The new 140-page release — what LVMH calls its “first comprehensive social and environmental report” — emphasizes applying a circular economy to the luxury industry. This will be especially applicable in the conglomerate's approach to materials, which will be produced with a minimal environmental footprint from the extraction of materials to their transformation.

While LVMH's Antoine Arnault recently revealed the conglomerate has no plans to take on the resale market — a meaningful frontier in the sustainability movement — the Arnault-run group is instead focusing its efforts on what it calls “creative circularity.”

This involves eco-design practices that will be implemented across all of the group’s businesses, from its Fashion & Leather Goods division to its Selective Retailing arm. “What is driving us, it’s not secondhand, but it’s a second life for our products — both for our clients and for us,” Hélène Valade, the group's environmental development director told WWD.

Luxury groups have long stressed the longevity of their products as a way to boost their environmental credentials.
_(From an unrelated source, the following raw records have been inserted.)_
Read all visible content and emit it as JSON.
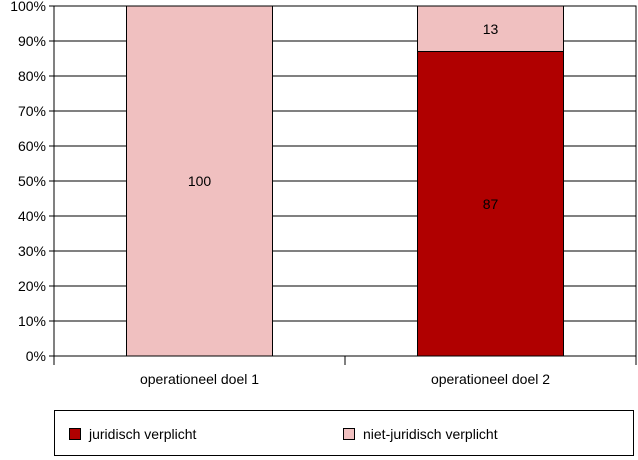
{
  "chart_data": {
    "type": "bar",
    "stacked": true,
    "normalized_percent": true,
    "categories": [
      "operationeel doel 1",
      "operationeel doel 2"
    ],
    "series": [
      {
        "name": "juridisch verplicht",
        "color": "#b00000",
        "values": [
          0,
          87
        ]
      },
      {
        "name": "niet-juridisch verplicht",
        "color": "#f0c0c0",
        "values": [
          100,
          13
        ]
      }
    ],
    "y_ticks": [
      "0%",
      "10%",
      "20%",
      "30%",
      "40%",
      "50%",
      "60%",
      "70%",
      "80%",
      "90%",
      "100%"
    ],
    "ylim": [
      0,
      100
    ],
    "grid": true,
    "legend_position": "bottom"
  }
}
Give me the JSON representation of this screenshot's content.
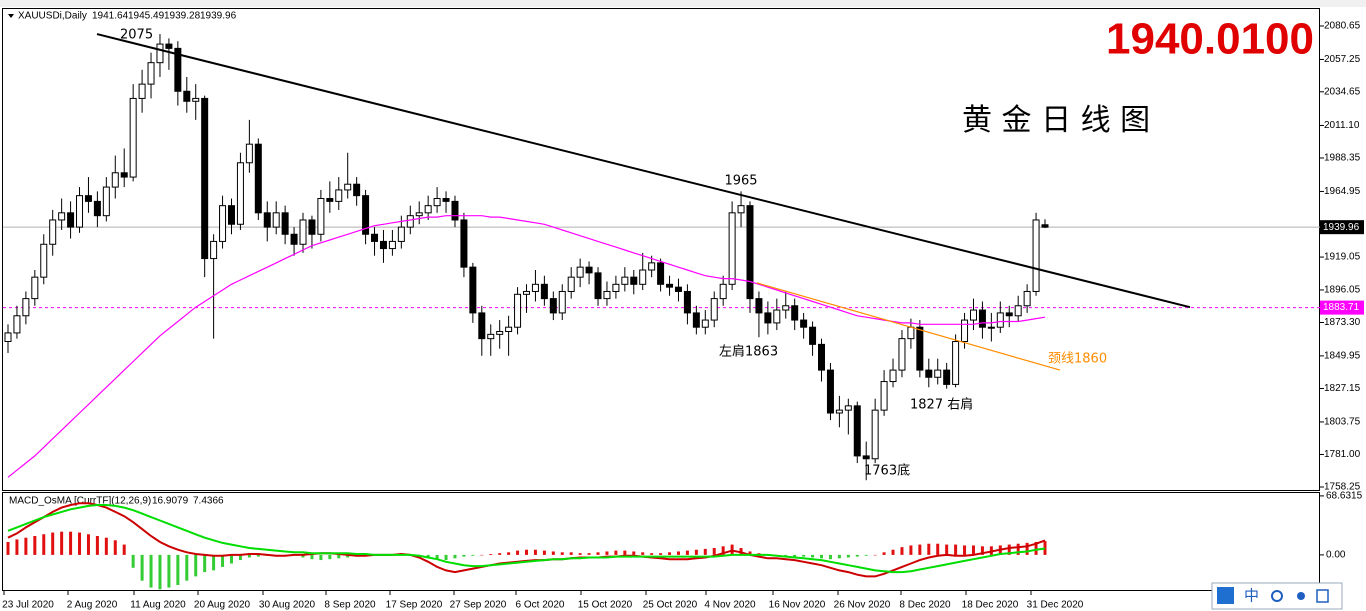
{
  "chart_data": {
    "type": "candlestick",
    "symbol": "XAUUSDi,Daily",
    "title": "黄 金 日 线 图",
    "price_banner": "1940.0100",
    "up_color": "#ffffff",
    "down_color": "#000000",
    "outline_color": "#000000",
    "ylim": [
      1758.25,
      2080.65
    ],
    "yticks": [
      2080.65,
      2057.25,
      2034.65,
      {
        "value": 2011.1,
        "label": "2011.10"
      },
      1988.35,
      1964.95,
      1919.05,
      1896.05,
      {
        "value": 1873.3,
        "label": "1873.30"
      },
      1849.95,
      1827.15,
      1803.75,
      {
        "value": 1781,
        "label": "1781.00"
      },
      1758.25
    ],
    "x_labels": [
      "23 Jul 2020",
      "2 Aug 2020",
      "11 Aug 2020",
      "20 Aug 2020",
      "30 Aug 2020",
      "8 Sep 2020",
      "17 Sep 2020",
      "27 Sep 2020",
      "6 Oct 2020",
      "15 Oct 2020",
      "25 Oct 2020",
      "4 Nov 2020",
      "16 Nov 2020",
      "26 Nov 2020",
      "8 Dec 2020",
      "18 Dec 2020",
      "31 Dec 2020"
    ],
    "ohlc": [
      [
        1860,
        1872,
        1852,
        1866
      ],
      [
        1866,
        1885,
        1862,
        1878
      ],
      [
        1878,
        1895,
        1872,
        1890
      ],
      [
        1890,
        1910,
        1885,
        1905
      ],
      [
        1905,
        1935,
        1900,
        1928
      ],
      [
        1928,
        1952,
        1920,
        1945
      ],
      [
        1945,
        1960,
        1938,
        1950
      ],
      [
        1950,
        1958,
        1932,
        1940
      ],
      [
        1940,
        1968,
        1936,
        1962
      ],
      [
        1962,
        1975,
        1950,
        1958
      ],
      [
        1958,
        1965,
        1940,
        1948
      ],
      [
        1948,
        1975,
        1944,
        1968
      ],
      [
        1968,
        1990,
        1960,
        1978
      ],
      [
        1978,
        1995,
        1968,
        1975
      ],
      [
        1975,
        2040,
        1972,
        2030
      ],
      [
        2030,
        2050,
        2020,
        2040
      ],
      [
        2040,
        2062,
        2030,
        2055
      ],
      [
        2055,
        2075,
        2045,
        2068
      ],
      [
        2068,
        2072,
        2050,
        2065
      ],
      [
        2065,
        2070,
        2025,
        2035
      ],
      [
        2035,
        2045,
        2020,
        2028
      ],
      [
        2028,
        2040,
        2015,
        2030
      ],
      [
        2030,
        2032,
        1905,
        1918
      ],
      [
        1918,
        1935,
        1862,
        1930
      ],
      [
        1930,
        1962,
        1925,
        1955
      ],
      [
        1955,
        1960,
        1935,
        1942
      ],
      [
        1942,
        1992,
        1938,
        1985
      ],
      [
        1985,
        2015,
        1978,
        1998
      ],
      [
        1998,
        2002,
        1945,
        1950
      ],
      [
        1950,
        1958,
        1930,
        1940
      ],
      [
        1940,
        1958,
        1935,
        1950
      ],
      [
        1950,
        1955,
        1928,
        1935
      ],
      [
        1935,
        1940,
        1920,
        1928
      ],
      [
        1928,
        1950,
        1922,
        1945
      ],
      [
        1945,
        1948,
        1925,
        1935
      ],
      [
        1935,
        1966,
        1930,
        1960
      ],
      [
        1960,
        1972,
        1950,
        1958
      ],
      [
        1958,
        1975,
        1952,
        1966
      ],
      [
        1966,
        1992,
        1960,
        1970
      ],
      [
        1970,
        1975,
        1955,
        1962
      ],
      [
        1962,
        1966,
        1928,
        1935
      ],
      [
        1935,
        1940,
        1920,
        1930
      ],
      [
        1930,
        1938,
        1915,
        1925
      ],
      [
        1925,
        1938,
        1920,
        1930
      ],
      [
        1930,
        1948,
        1925,
        1940
      ],
      [
        1940,
        1955,
        1935,
        1948
      ],
      [
        1948,
        1958,
        1942,
        1950
      ],
      [
        1950,
        1962,
        1945,
        1955
      ],
      [
        1955,
        1968,
        1950,
        1960
      ],
      [
        1960,
        1965,
        1950,
        1958
      ],
      [
        1958,
        1962,
        1940,
        1945
      ],
      [
        1945,
        1950,
        1905,
        1912
      ],
      [
        1912,
        1915,
        1873,
        1880
      ],
      [
        1880,
        1885,
        1850,
        1862
      ],
      [
        1862,
        1872,
        1850,
        1865
      ],
      [
        1865,
        1875,
        1855,
        1867
      ],
      [
        1867,
        1878,
        1850,
        1870
      ],
      [
        1870,
        1898,
        1865,
        1893
      ],
      [
        1893,
        1900,
        1880,
        1895
      ],
      [
        1895,
        1910,
        1888,
        1900
      ],
      [
        1900,
        1906,
        1885,
        1890
      ],
      [
        1890,
        1895,
        1875,
        1880
      ],
      [
        1880,
        1900,
        1875,
        1895
      ],
      [
        1895,
        1912,
        1890,
        1905
      ],
      [
        1905,
        1918,
        1898,
        1912
      ],
      [
        1912,
        1916,
        1900,
        1908
      ],
      [
        1908,
        1912,
        1885,
        1890
      ],
      [
        1890,
        1902,
        1885,
        1895
      ],
      [
        1895,
        1906,
        1890,
        1900
      ],
      [
        1900,
        1912,
        1895,
        1905
      ],
      [
        1905,
        1910,
        1893,
        1900
      ],
      [
        1900,
        1922,
        1896,
        1910
      ],
      [
        1910,
        1920,
        1905,
        1915
      ],
      [
        1915,
        1918,
        1895,
        1900
      ],
      [
        1900,
        1906,
        1892,
        1898
      ],
      [
        1898,
        1904,
        1888,
        1895
      ],
      [
        1895,
        1900,
        1872,
        1880
      ],
      [
        1880,
        1885,
        1865,
        1870
      ],
      [
        1870,
        1882,
        1865,
        1875
      ],
      [
        1875,
        1895,
        1870,
        1890
      ],
      [
        1890,
        1906,
        1885,
        1900
      ],
      [
        1900,
        1958,
        1896,
        1950
      ],
      [
        1950,
        1965,
        1940,
        1955
      ],
      [
        1955,
        1958,
        1880,
        1890
      ],
      [
        1890,
        1895,
        1863,
        1880
      ],
      [
        1880,
        1888,
        1865,
        1873
      ],
      [
        1873,
        1890,
        1868,
        1882
      ],
      [
        1882,
        1895,
        1876,
        1885
      ],
      [
        1885,
        1890,
        1868,
        1875
      ],
      [
        1875,
        1880,
        1862,
        1870
      ],
      [
        1870,
        1874,
        1850,
        1858
      ],
      [
        1858,
        1862,
        1832,
        1840
      ],
      [
        1840,
        1845,
        1805,
        1810
      ],
      [
        1810,
        1822,
        1800,
        1812
      ],
      [
        1812,
        1820,
        1795,
        1815
      ],
      [
        1815,
        1818,
        1775,
        1780
      ],
      [
        1780,
        1790,
        1763,
        1778
      ],
      [
        1778,
        1820,
        1775,
        1812
      ],
      [
        1812,
        1840,
        1808,
        1832
      ],
      [
        1832,
        1848,
        1828,
        1840
      ],
      [
        1840,
        1868,
        1835,
        1862
      ],
      [
        1862,
        1876,
        1855,
        1870
      ],
      [
        1870,
        1875,
        1835,
        1840
      ],
      [
        1840,
        1848,
        1828,
        1835
      ],
      [
        1835,
        1848,
        1830,
        1840
      ],
      [
        1840,
        1845,
        1827,
        1830
      ],
      [
        1830,
        1865,
        1828,
        1860
      ],
      [
        1860,
        1880,
        1855,
        1875
      ],
      [
        1875,
        1890,
        1868,
        1882
      ],
      [
        1882,
        1888,
        1862,
        1870
      ],
      [
        1870,
        1880,
        1860,
        1870
      ],
      [
        1870,
        1888,
        1866,
        1880
      ],
      [
        1880,
        1885,
        1870,
        1878
      ],
      [
        1878,
        1892,
        1874,
        1885
      ],
      [
        1885,
        1900,
        1880,
        1895
      ],
      [
        1895,
        1950,
        1892,
        1945
      ],
      [
        1941.64,
        1945.49,
        1939.28,
        1939.96
      ]
    ],
    "ma": {
      "color": "#ff00ff",
      "values": [
        1765,
        1770,
        1775,
        1780,
        1786,
        1792,
        1798,
        1804,
        1810,
        1816,
        1822,
        1828,
        1834,
        1840,
        1846,
        1852,
        1858,
        1864,
        1869,
        1874,
        1879,
        1884,
        1888,
        1892,
        1896,
        1900,
        1903,
        1906,
        1909,
        1912,
        1915,
        1918,
        1921,
        1924,
        1927,
        1929,
        1931,
        1933,
        1935,
        1937,
        1939,
        1941,
        1942,
        1943,
        1944,
        1945,
        1946,
        1947,
        1947,
        1948,
        1948,
        1948,
        1948,
        1948,
        1947,
        1947,
        1946,
        1945,
        1944,
        1943,
        1942,
        1940,
        1938,
        1936,
        1934,
        1932,
        1930,
        1928,
        1926,
        1924,
        1922,
        1920,
        1918,
        1916,
        1914,
        1912,
        1910,
        1908,
        1906,
        1905,
        1904,
        1904,
        1903,
        1902,
        1900,
        1898,
        1896,
        1894,
        1892,
        1890,
        1888,
        1886,
        1884,
        1882,
        1880,
        1878,
        1877,
        1876,
        1875,
        1874,
        1873,
        1873,
        1872,
        1872,
        1872,
        1872,
        1872,
        1872,
        1872,
        1873,
        1873,
        1874,
        1874,
        1874,
        1875,
        1876,
        1877
      ]
    },
    "trendline": {
      "color": "#000000",
      "values": [
        2075,
        1884
      ]
    },
    "neckline": {
      "color": "#ff8c00",
      "values": [
        1901,
        1840
      ]
    },
    "hline": {
      "color": "#ff00ff",
      "value": 1883.71
    },
    "annotations": [
      "2075",
      "1965",
      "左肩1863",
      "1763底",
      "1827 右肩",
      "颈线1860"
    ],
    "macd": {
      "label": "MACD_OsMA [CurrTF](12,26,9)",
      "ylim": [
        -42,
        72
      ],
      "yticks": [
        68.6315,
        {
          "value": 0,
          "label": "0.00"
        }
      ],
      "histogram": {
        "up_color": "#e01010",
        "down_color": "#33cc33",
        "values": [
          15,
          18,
          20,
          22,
          24,
          26,
          27,
          27,
          26,
          24,
          22,
          20,
          17,
          12,
          -15,
          -30,
          -38,
          -40,
          -38,
          -35,
          -30,
          -25,
          -20,
          -18,
          -14,
          -10,
          -6,
          -3,
          -2,
          -1,
          -2,
          -1,
          0,
          -3,
          -5,
          -6,
          -5,
          -4,
          -3,
          -2,
          -1,
          0,
          1,
          1,
          2,
          1,
          -1,
          -3,
          -5,
          -6,
          -4,
          -2,
          -1,
          0,
          1,
          2,
          3,
          5,
          6,
          6,
          5,
          4,
          3,
          3,
          2,
          2,
          3,
          4,
          5,
          5,
          4,
          3,
          2,
          2,
          3,
          4,
          5,
          6,
          7,
          8,
          10,
          12,
          8,
          4,
          2,
          1,
          0,
          -1,
          -2,
          -2,
          -3,
          -4,
          -5,
          -4,
          -3,
          -2,
          -1,
          0,
          3,
          6,
          9,
          11,
          12,
          13,
          13,
          12,
          12,
          11,
          11,
          10,
          10,
          11,
          12,
          13,
          14,
          15,
          16
        ]
      },
      "series": [
        {
          "color": "#cc0000",
          "values": [
            20,
            25,
            32,
            38,
            44,
            50,
            55,
            58,
            60,
            60,
            58,
            55,
            50,
            45,
            38,
            30,
            22,
            15,
            10,
            6,
            3,
            1,
            0,
            -1,
            -1,
            0,
            0,
            1,
            1,
            0,
            -1,
            -1,
            0,
            0,
            1,
            2,
            2,
            1,
            0,
            -1,
            -1,
            0,
            0,
            0,
            1,
            0,
            -3,
            -8,
            -14,
            -18,
            -20,
            -18,
            -16,
            -14,
            -12,
            -10,
            -9,
            -8,
            -7,
            -6,
            -6,
            -5,
            -5,
            -4,
            -3,
            -3,
            -3,
            -2,
            -2,
            -1,
            -1,
            -2,
            -3,
            -4,
            -5,
            -5,
            -5,
            -4,
            -3,
            -1,
            2,
            5,
            3,
            0,
            -2,
            -4,
            -4,
            -5,
            -6,
            -8,
            -10,
            -12,
            -15,
            -18,
            -20,
            -23,
            -25,
            -25,
            -22,
            -18,
            -14,
            -10,
            -6,
            -3,
            -1,
            0,
            -1,
            -1,
            0,
            2,
            4,
            6,
            8,
            9,
            10,
            13,
            16.9079
          ]
        },
        {
          "color": "#00dd00",
          "values": [
            28,
            32,
            36,
            40,
            44,
            47,
            50,
            53,
            55,
            57,
            58,
            58,
            57,
            55,
            52,
            48,
            44,
            40,
            36,
            32,
            28,
            24,
            20,
            17,
            14,
            12,
            10,
            8,
            7,
            6,
            5,
            4,
            3,
            3,
            2,
            2,
            2,
            2,
            2,
            1,
            1,
            0,
            0,
            0,
            0,
            0,
            -1,
            -3,
            -5,
            -8,
            -10,
            -12,
            -13,
            -13,
            -12,
            -11,
            -10,
            -9,
            -8,
            -7,
            -6,
            -5,
            -5,
            -4,
            -4,
            -3,
            -3,
            -3,
            -2,
            -2,
            -2,
            -2,
            -2,
            -2,
            -2,
            -2,
            -2,
            -2,
            -2,
            -2,
            -1,
            0,
            0,
            0,
            0,
            0,
            -1,
            -2,
            -3,
            -4,
            -5,
            -6,
            -8,
            -10,
            -12,
            -14,
            -16,
            -18,
            -19,
            -20,
            -20,
            -19,
            -17,
            -15,
            -13,
            -11,
            -9,
            -7,
            -5,
            -3,
            -1,
            1,
            2,
            3,
            4,
            6,
            7.4366
          ]
        }
      ]
    },
    "ime": {
      "label": "中"
    }
  }
}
With this in mind, LVMH's shift to eco-design includes plans to bulk up services for clients like repair and polishing, as well as upcycling and recycling leathers and furs. LVMH asserts that “sophisticated repair services, upcycling, reuse of precious raw materials, and efforts to find alternative materials all feed into the Group’s circular economy strategy.”

We've already had a peek at what these efforts could look like, courtesy of upcycled pieces from luxury brands in the group, like upcycled sneakers designed by Virgil Abloh for Louis Vuitton’s spring collection, and a woven leather handbag from Loewe made from leather scraps.

The group also said it would beef up efforts in the area of transparency. This means offering an entire value chain of primary materials, "from the field to the store." The group aims for all products to come with a system to provide information for clients by 2026. By 2030, LVMH pledges to have a specific traceability system for each type of primary material, using blockchain technology.

Such a comprehensive eco-strategy offers a new source of inspiration and creativity for the industry at large. LVMH is the world's largest luxury goods conglomerate, and by outlining and implementing its actionable eco-design plans, the ripples will surely be felt across the luxury sector.